Physiologischer Hintergrund
Das Herz-Aktionspotential zeigt eine steile Aufstrichphase mit Overshoot bei +40mV (Phase 1), dem nach kurzer K+-abhängiger Repolarisation eine Plateauphase (Phase 2) folgt. Diese wird durch den Einstrom von Ca2+-Ionen aus dem Extrazellularraum und verzögerten K+-Ausstrom (IKS) verursacht. Der abschließende Ca2+- Ausstrom und die Öffnung verzögert aktivierter K+-Kanäle (IKS, IKR) repolarisieren die Zelle (Phase 3), die nach kurzer Nachhyperpolarisation das Membranruhepotential (Phase 4) annimmt.

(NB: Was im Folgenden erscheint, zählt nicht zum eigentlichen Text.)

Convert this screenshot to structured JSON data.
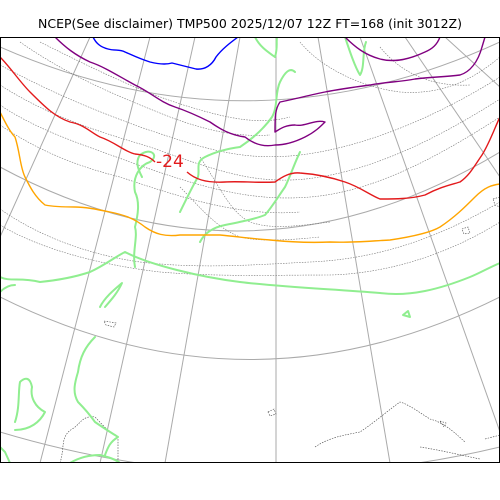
{
  "title": "NCEP(See disclaimer) TMP500 2025/12/07 12Z FT=168 (init 3012Z)",
  "contour_label": "-24",
  "colors": {
    "contour_minus24": "#e31a1c",
    "contour_warm": "#ffa500",
    "contour_cold": "#800080",
    "contour_coldest": "#0000ff",
    "contour_zero": "#90ee90",
    "coastline": "#444444",
    "graticule": "#aaaaaa"
  }
}
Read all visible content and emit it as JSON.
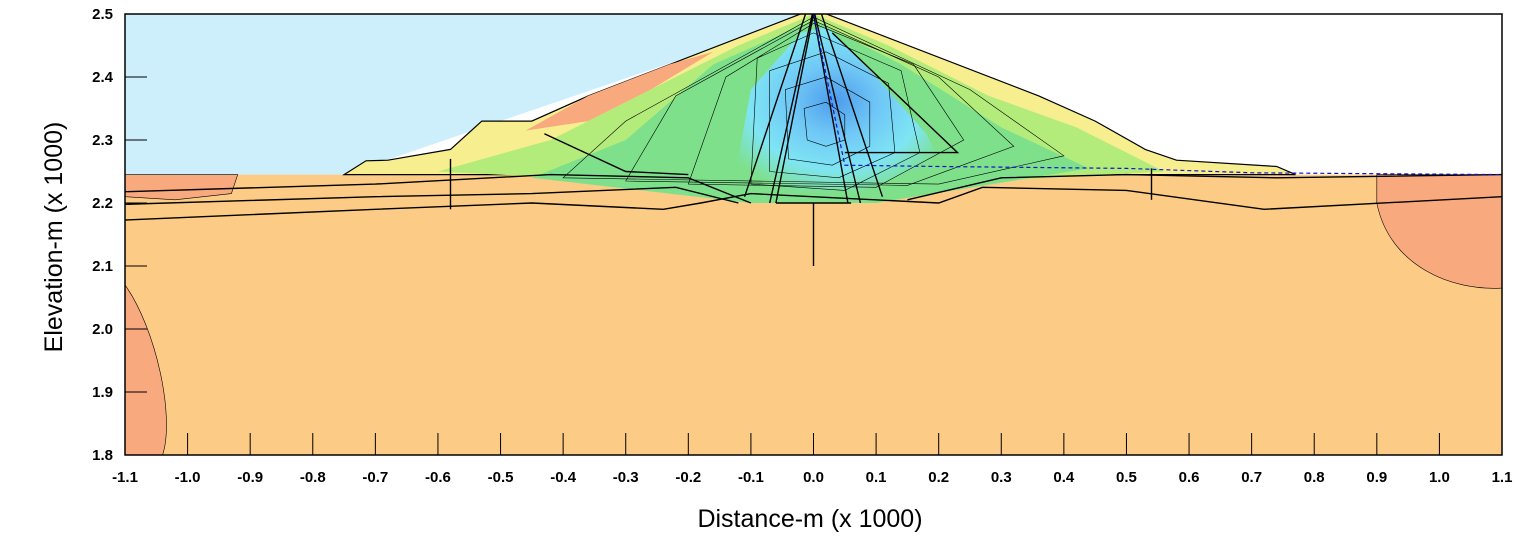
{
  "chart_data": {
    "type": "contour-section",
    "xlabel": "Distance-m (x  1000)",
    "ylabel": "Elevation-m (x  1000)",
    "xlim": [
      -1.1,
      1.1
    ],
    "ylim": [
      1.8,
      2.5
    ],
    "x_ticks": [
      "-1.1",
      "-1.0",
      "-0.9",
      "-0.8",
      "-0.7",
      "-0.6",
      "-0.5",
      "-0.4",
      "-0.3",
      "-0.2",
      "-0.1",
      "0.0",
      "0.1",
      "0.2",
      "0.3",
      "0.4",
      "0.5",
      "0.6",
      "0.7",
      "0.8",
      "0.9",
      "1.0",
      "1.1"
    ],
    "y_ticks": [
      "1.8",
      "1.9",
      "2.0",
      "2.1",
      "2.2",
      "2.3",
      "2.4",
      "2.5"
    ],
    "reservoir_level": 2.5,
    "tailwater_level": 2.245,
    "colors": {
      "reservoir": "#cdeefb",
      "foundation": "#fccb85",
      "foundation_dark": "#f8a97e",
      "shell": "#f7ee8f",
      "contour_mid": "#b3ec7b",
      "contour_green": "#7ee08b",
      "core_light": "#7fe5f4",
      "core": "#6fc7f6",
      "core_deep": "#4d9ceb",
      "phreatic_line": "#1010cc"
    }
  }
}
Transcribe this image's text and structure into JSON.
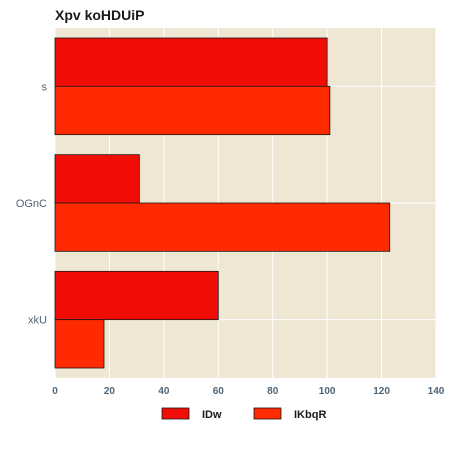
{
  "chart_data": {
    "type": "bar",
    "orientation": "horizontal",
    "title": "Xpv koHDUiP",
    "xlabel": "",
    "ylabel": "",
    "categories": [
      "s",
      "OGnC",
      "xkU"
    ],
    "series": [
      {
        "name": "IDw",
        "values": [
          100,
          31,
          60
        ],
        "color": "#f00d05"
      },
      {
        "name": "IKbqR",
        "values": [
          101,
          123,
          18
        ],
        "color": "#ff2a00"
      }
    ],
    "xlim": [
      0,
      140
    ],
    "xticks": [
      "0",
      "20",
      "40",
      "60",
      "80",
      "100",
      "120",
      "140"
    ],
    "grid": true,
    "legend_position": "bottom-center",
    "background_color": "#efe7d4"
  }
}
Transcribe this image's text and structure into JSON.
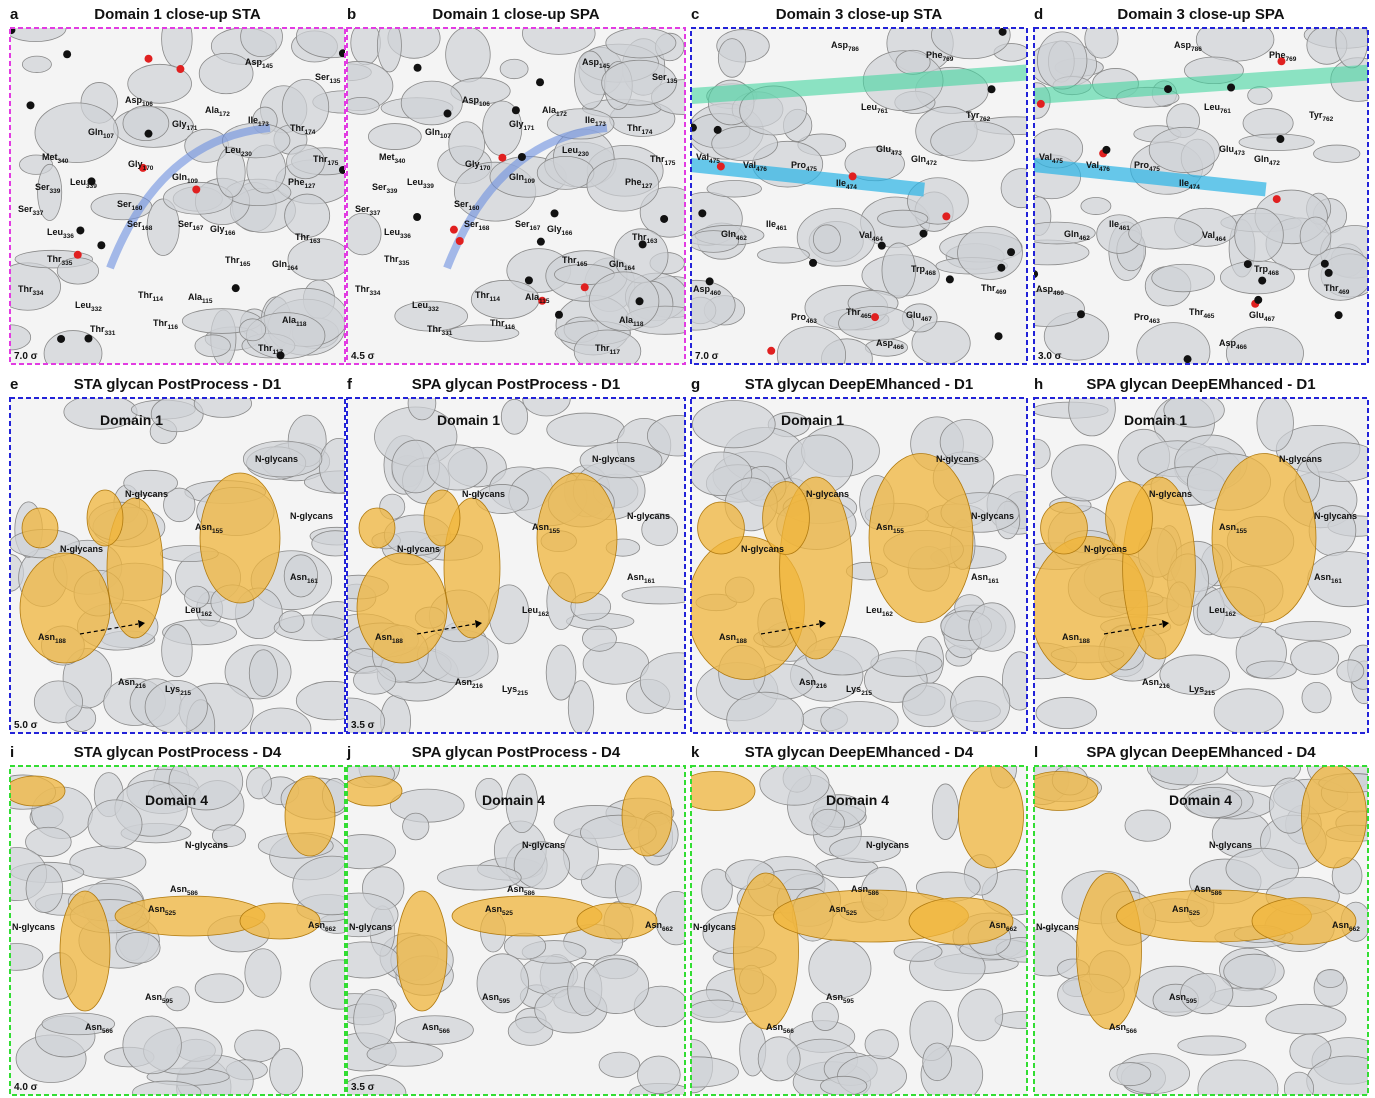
{
  "panels": [
    {
      "letter": "a",
      "title": "Domain 1 close-up STA",
      "sigma": "7.0 σ",
      "labels": [
        {
          "name": "Asp",
          "sub": "145"
        },
        {
          "name": "Ser",
          "sub": "135"
        },
        {
          "name": "Asp",
          "sub": "106"
        },
        {
          "name": "Ala",
          "sub": "172"
        },
        {
          "name": "Ile",
          "sub": "173"
        },
        {
          "name": "Thr",
          "sub": "174"
        },
        {
          "name": "Gln",
          "sub": "107"
        },
        {
          "name": "Gly",
          "sub": "171"
        },
        {
          "name": "Leu",
          "sub": "230"
        },
        {
          "name": "Thr",
          "sub": "175"
        },
        {
          "name": "Met",
          "sub": "340"
        },
        {
          "name": "Gly",
          "sub": "170"
        },
        {
          "name": "Gln",
          "sub": "109"
        },
        {
          "name": "Phe",
          "sub": "127"
        },
        {
          "name": "Leu",
          "sub": "339"
        },
        {
          "name": "Ser",
          "sub": "339"
        },
        {
          "name": "Ser",
          "sub": "160"
        },
        {
          "name": "Ser",
          "sub": "337"
        },
        {
          "name": "Ser",
          "sub": "168"
        },
        {
          "name": "Ser",
          "sub": "167"
        },
        {
          "name": "Gly",
          "sub": "166"
        },
        {
          "name": "Thr",
          "sub": "163"
        },
        {
          "name": "Leu",
          "sub": "336"
        },
        {
          "name": "Thr",
          "sub": "335"
        },
        {
          "name": "Thr",
          "sub": "165"
        },
        {
          "name": "Gln",
          "sub": "164"
        },
        {
          "name": "Thr",
          "sub": "334"
        },
        {
          "name": "Thr",
          "sub": "114"
        },
        {
          "name": "Ala",
          "sub": "115"
        },
        {
          "name": "Leu",
          "sub": "332"
        },
        {
          "name": "Ala",
          "sub": "118"
        },
        {
          "name": "Thr",
          "sub": "331"
        },
        {
          "name": "Thr",
          "sub": "116"
        },
        {
          "name": "Thr",
          "sub": "117"
        }
      ]
    },
    {
      "letter": "b",
      "title": "Domain 1 close-up SPA",
      "sigma": "4.5 σ",
      "labels": [
        {
          "name": "Asp",
          "sub": "145"
        },
        {
          "name": "Ser",
          "sub": "135"
        },
        {
          "name": "Asp",
          "sub": "106"
        },
        {
          "name": "Ala",
          "sub": "172"
        },
        {
          "name": "Ile",
          "sub": "173"
        },
        {
          "name": "Thr",
          "sub": "174"
        },
        {
          "name": "Gln",
          "sub": "107"
        },
        {
          "name": "Gly",
          "sub": "171"
        },
        {
          "name": "Leu",
          "sub": "230"
        },
        {
          "name": "Thr",
          "sub": "175"
        },
        {
          "name": "Met",
          "sub": "340"
        },
        {
          "name": "Gly",
          "sub": "170"
        },
        {
          "name": "Gln",
          "sub": "109"
        },
        {
          "name": "Phe",
          "sub": "127"
        },
        {
          "name": "Leu",
          "sub": "339"
        },
        {
          "name": "Ser",
          "sub": "339"
        },
        {
          "name": "Ser",
          "sub": "160"
        },
        {
          "name": "Ser",
          "sub": "337"
        },
        {
          "name": "Ser",
          "sub": "168"
        },
        {
          "name": "Ser",
          "sub": "167"
        },
        {
          "name": "Gly",
          "sub": "166"
        },
        {
          "name": "Thr",
          "sub": "163"
        },
        {
          "name": "Leu",
          "sub": "336"
        },
        {
          "name": "Thr",
          "sub": "335"
        },
        {
          "name": "Thr",
          "sub": "165"
        },
        {
          "name": "Gln",
          "sub": "164"
        },
        {
          "name": "Thr",
          "sub": "334"
        },
        {
          "name": "Thr",
          "sub": "114"
        },
        {
          "name": "Ala",
          "sub": "115"
        },
        {
          "name": "Leu",
          "sub": "332"
        },
        {
          "name": "Ala",
          "sub": "118"
        },
        {
          "name": "Thr",
          "sub": "331"
        },
        {
          "name": "Thr",
          "sub": "116"
        },
        {
          "name": "Thr",
          "sub": "117"
        }
      ]
    },
    {
      "letter": "c",
      "title": "Domain 3 close-up STA",
      "sigma": "7.0 σ",
      "labels": [
        {
          "name": "Asp",
          "sub": "786"
        },
        {
          "name": "Phe",
          "sub": "769"
        },
        {
          "name": "Leu",
          "sub": "761"
        },
        {
          "name": "Tyr",
          "sub": "762"
        },
        {
          "name": "Glu",
          "sub": "473"
        },
        {
          "name": "Gln",
          "sub": "472"
        },
        {
          "name": "Val",
          "sub": "475"
        },
        {
          "name": "Val",
          "sub": "476"
        },
        {
          "name": "Pro",
          "sub": "475"
        },
        {
          "name": "Ile",
          "sub": "474"
        },
        {
          "name": "Gln",
          "sub": "462"
        },
        {
          "name": "Ile",
          "sub": "461"
        },
        {
          "name": "Val",
          "sub": "464"
        },
        {
          "name": "Asp",
          "sub": "460"
        },
        {
          "name": "Trp",
          "sub": "468"
        },
        {
          "name": "Thr",
          "sub": "469"
        },
        {
          "name": "Pro",
          "sub": "463"
        },
        {
          "name": "Thr",
          "sub": "465"
        },
        {
          "name": "Glu",
          "sub": "467"
        },
        {
          "name": "Asp",
          "sub": "466"
        }
      ]
    },
    {
      "letter": "d",
      "title": "Domain 3 close-up SPA",
      "sigma": "3.0 σ",
      "labels": [
        {
          "name": "Asp",
          "sub": "786"
        },
        {
          "name": "Phe",
          "sub": "769"
        },
        {
          "name": "Leu",
          "sub": "761"
        },
        {
          "name": "Tyr",
          "sub": "762"
        },
        {
          "name": "Glu",
          "sub": "473"
        },
        {
          "name": "Gln",
          "sub": "472"
        },
        {
          "name": "Val",
          "sub": "475"
        },
        {
          "name": "Val",
          "sub": "476"
        },
        {
          "name": "Pro",
          "sub": "475"
        },
        {
          "name": "Ile",
          "sub": "474"
        },
        {
          "name": "Gln",
          "sub": "462"
        },
        {
          "name": "Ile",
          "sub": "461"
        },
        {
          "name": "Val",
          "sub": "464"
        },
        {
          "name": "Asp",
          "sub": "460"
        },
        {
          "name": "Trp",
          "sub": "468"
        },
        {
          "name": "Thr",
          "sub": "469"
        },
        {
          "name": "Pro",
          "sub": "463"
        },
        {
          "name": "Thr",
          "sub": "465"
        },
        {
          "name": "Glu",
          "sub": "467"
        },
        {
          "name": "Asp",
          "sub": "466"
        }
      ]
    },
    {
      "letter": "e",
      "title": "STA glycan PostProcess - D1",
      "sigma": "5.0 σ",
      "labels": [
        {
          "name": "Domain 1"
        },
        {
          "name": "N-glycans"
        },
        {
          "name": "N-glycans"
        },
        {
          "name": "Asn",
          "sub": "155"
        },
        {
          "name": "N-glycans"
        },
        {
          "name": "N-glycans"
        },
        {
          "name": "Asn",
          "sub": "161"
        },
        {
          "name": "Leu",
          "sub": "162"
        },
        {
          "name": "Asn",
          "sub": "188"
        },
        {
          "name": "Asn",
          "sub": "216"
        },
        {
          "name": "Lys",
          "sub": "215"
        }
      ]
    },
    {
      "letter": "f",
      "title": "SPA glycan PostProcess - D1",
      "sigma": "3.5 σ",
      "labels": [
        {
          "name": "Domain 1"
        },
        {
          "name": "N-glycans"
        },
        {
          "name": "N-glycans"
        },
        {
          "name": "Asn",
          "sub": "155"
        },
        {
          "name": "N-glycans"
        },
        {
          "name": "N-glycans"
        },
        {
          "name": "Asn",
          "sub": "161"
        },
        {
          "name": "Leu",
          "sub": "162"
        },
        {
          "name": "Asn",
          "sub": "188"
        },
        {
          "name": "Asn",
          "sub": "216"
        },
        {
          "name": "Lys",
          "sub": "215"
        }
      ]
    },
    {
      "letter": "g",
      "title": "STA glycan DeepEMhanced - D1",
      "labels": [
        {
          "name": "Domain 1"
        },
        {
          "name": "N-glycans"
        },
        {
          "name": "N-glycans"
        },
        {
          "name": "Asn",
          "sub": "155"
        },
        {
          "name": "N-glycans"
        },
        {
          "name": "N-glycans"
        },
        {
          "name": "Asn",
          "sub": "161"
        },
        {
          "name": "Leu",
          "sub": "162"
        },
        {
          "name": "Asn",
          "sub": "188"
        },
        {
          "name": "Asn",
          "sub": "216"
        },
        {
          "name": "Lys",
          "sub": "215"
        }
      ]
    },
    {
      "letter": "h",
      "title": "SPA glycan DeepEMhanced - D1",
      "labels": [
        {
          "name": "Domain 1"
        },
        {
          "name": "N-glycans"
        },
        {
          "name": "N-glycans"
        },
        {
          "name": "Asn",
          "sub": "155"
        },
        {
          "name": "N-glycans"
        },
        {
          "name": "N-glycans"
        },
        {
          "name": "Asn",
          "sub": "161"
        },
        {
          "name": "Leu",
          "sub": "162"
        },
        {
          "name": "Asn",
          "sub": "188"
        },
        {
          "name": "Asn",
          "sub": "216"
        },
        {
          "name": "Lys",
          "sub": "215"
        }
      ]
    },
    {
      "letter": "i",
      "title": "STA glycan PostProcess - D4",
      "sigma": "4.0 σ",
      "labels": [
        {
          "name": "Domain 4"
        },
        {
          "name": "N-glycans"
        },
        {
          "name": "Asn",
          "sub": "586"
        },
        {
          "name": "N-glycans"
        },
        {
          "name": "Asn",
          "sub": "525"
        },
        {
          "name": "Asn",
          "sub": "662"
        },
        {
          "name": "Asn",
          "sub": "595"
        },
        {
          "name": "Asn",
          "sub": "566"
        }
      ]
    },
    {
      "letter": "j",
      "title": "SPA glycan PostProcess - D4",
      "sigma": "3.5 σ",
      "labels": [
        {
          "name": "Domain 4"
        },
        {
          "name": "N-glycans"
        },
        {
          "name": "Asn",
          "sub": "586"
        },
        {
          "name": "N-glycans"
        },
        {
          "name": "Asn",
          "sub": "525"
        },
        {
          "name": "Asn",
          "sub": "662"
        },
        {
          "name": "Asn",
          "sub": "595"
        },
        {
          "name": "Asn",
          "sub": "566"
        }
      ]
    },
    {
      "letter": "k",
      "title": "STA glycan DeepEMhanced - D4",
      "labels": [
        {
          "name": "Domain 4"
        },
        {
          "name": "N-glycans"
        },
        {
          "name": "Asn",
          "sub": "586"
        },
        {
          "name": "N-glycans"
        },
        {
          "name": "Asn",
          "sub": "525"
        },
        {
          "name": "Asn",
          "sub": "662"
        },
        {
          "name": "Asn",
          "sub": "595"
        },
        {
          "name": "Asn",
          "sub": "566"
        }
      ]
    },
    {
      "letter": "l",
      "title": "SPA glycan DeepEMhanced - D4",
      "labels": [
        {
          "name": "Domain 4"
        },
        {
          "name": "N-glycans"
        },
        {
          "name": "Asn",
          "sub": "586"
        },
        {
          "name": "N-glycans"
        },
        {
          "name": "Asn",
          "sub": "525"
        },
        {
          "name": "Asn",
          "sub": "662"
        },
        {
          "name": "Asn",
          "sub": "595"
        },
        {
          "name": "Asn",
          "sub": "566"
        }
      ]
    }
  ]
}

Analog zum neurogenen Aktionspotential unterteilt sich die Refraktärphase (Phase 3) in eine:
- relative Refraktärzeit, innerhalb derer Nachdepolarisationen möglich sind und
- absolute Refraktärzeit.
Klinik
Das klinische Beschwerdebild äußert sich in plötzlich auftretenden, häufig belastungsbedingten Torsades de pointes-Tachykardien mit:
- allgemeinem Unwohlsein
- Palpitationen
- Angina pectoris
- Synkopen
- Schweißausbrüchen.
Komplikation
Nicht behandelte ventrikuläre Tachykardien können in ein Kammerflimmern mit finalem Herzstillstand übergehen.
Diagnostik
Der Erkrankungsnachweis erfolgt EKG-diagnostisch mittels Ruhe- und ggf. Belastungs-EKG. Maßgebliche Kriterien sind erhöhte:
- QT-Zeit und
- frequenzkorrigierte QT-Zeit (QTC) nach Bazett, Hegglin oder Fridericia
- Männer > 450ms
- Frauen > 470ms.
Da es sich bei dem Long QT-Syndrom um eine vererbbare Krankheit handelt, ist bei familiärem LQT die Familienanamnese hinweisgebend. Zudem besteht die Möglichkeit des molekulargenetischen Mutations-Nachweises in Leukozyten-DNA mittels PCR-Amplifikation und Sequenzierung der bekannten Risikogene. Als Probenmaterial dienen 2-5ml EDTA-Blut.
Therapie
Die Therapie des LQS besteht in der Risikominimierung von Nachdepolarisationen durch Senkung der Herzfrequenz mittels:
- Betablocker-Gabe (negative Chronotropie) oder
- Sympathektomie.
Bei therapierefraktären Beschwerden ist die Implantation eines Herzschrittmachers oder AICD indiziert.
Bei medikamentös induziertem LQT ist die Absetzung des jeweiligen Arzneimittels obligat. Hypokaliämisch bedingte LQT sind durch Kalium-Substitution unter fortlaufender Kontrolle des Serum-Kaliumspiegels zu therapieren.